Character encoding issues are shortening my life expectancy. It’s been a few years since I dealt with them regularly, so they bite me from time to time.
Recently I puzzled over a set of strings that were showing up double-encoded in my Postgres database. These strings were encoded from incoming Latin 1 to UTF8, travelled around the program with their utf8 flags set, went through JSON->decode and encode multiple times without apparent harm, but once in the database, they had the telltale double-encoding gibberish characters. E.g.:
use Encode;
my $utf8_string = "Télévision extrême à domicile";
print encode('utf8', $utf8_string);
# becomes Télévision extrême à domicile
I spent an absurdly long time capturing strings and dumping during execution:
say qx{echo $str | od -c }
od being a handy Unix utility I became very familiar with in my days of converting bibliographic data.
Turns out I was focusing on the wrong leads.

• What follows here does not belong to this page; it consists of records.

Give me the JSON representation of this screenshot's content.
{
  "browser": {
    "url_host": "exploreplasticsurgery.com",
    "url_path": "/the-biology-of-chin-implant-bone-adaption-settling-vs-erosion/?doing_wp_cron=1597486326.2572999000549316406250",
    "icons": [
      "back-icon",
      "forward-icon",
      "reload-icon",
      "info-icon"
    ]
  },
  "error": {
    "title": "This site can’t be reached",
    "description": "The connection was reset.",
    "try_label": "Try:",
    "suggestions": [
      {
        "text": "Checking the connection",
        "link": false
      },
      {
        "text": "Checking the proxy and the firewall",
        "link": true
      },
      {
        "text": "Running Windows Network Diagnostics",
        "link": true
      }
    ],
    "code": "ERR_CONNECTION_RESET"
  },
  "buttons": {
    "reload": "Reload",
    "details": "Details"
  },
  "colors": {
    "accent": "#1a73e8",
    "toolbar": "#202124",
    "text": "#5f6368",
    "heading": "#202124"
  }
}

These strings became values in a hash which was run through JSON->encode before saving to db. What prompted the re-encoding was not the values of the hash, but the keys. These were string literals in my program which were not marked as UTF8. Perl looked at my keys, looked at my values, saw a mixed bag, and decided to run the whole thing through the shredder again, just to be on the safe side.
The solution was simple:
use utf8
Because my keys were source-code string literals, I want my source code to be UTF8. use utf8 assures that.
Wow! Thanks for the work and broadcast of your discovery. That seems like something that would definitely hit me over the head sooner or later.
Tom, if I can keep one programmer from bashing his head on his desk, my life will not have been in vain.
Another gotcha can be dumping UTF8 strings into postgresql and pulling them back out as gibberish. Tell DBI to preserve the UTF8ness:
DBI->connect(‘blah’, ‘blah’, ‘blah’, pg_enable_utf8 => 1);
Oh yes. I covered that base in my Rose::DB subclass:
I’d be interested to see a small example of what you describe where it goes wrong. I use JSON::XS, DBI and hash keys with unicode values all over the place without utf8 and have never seen this. Could you post a small sample?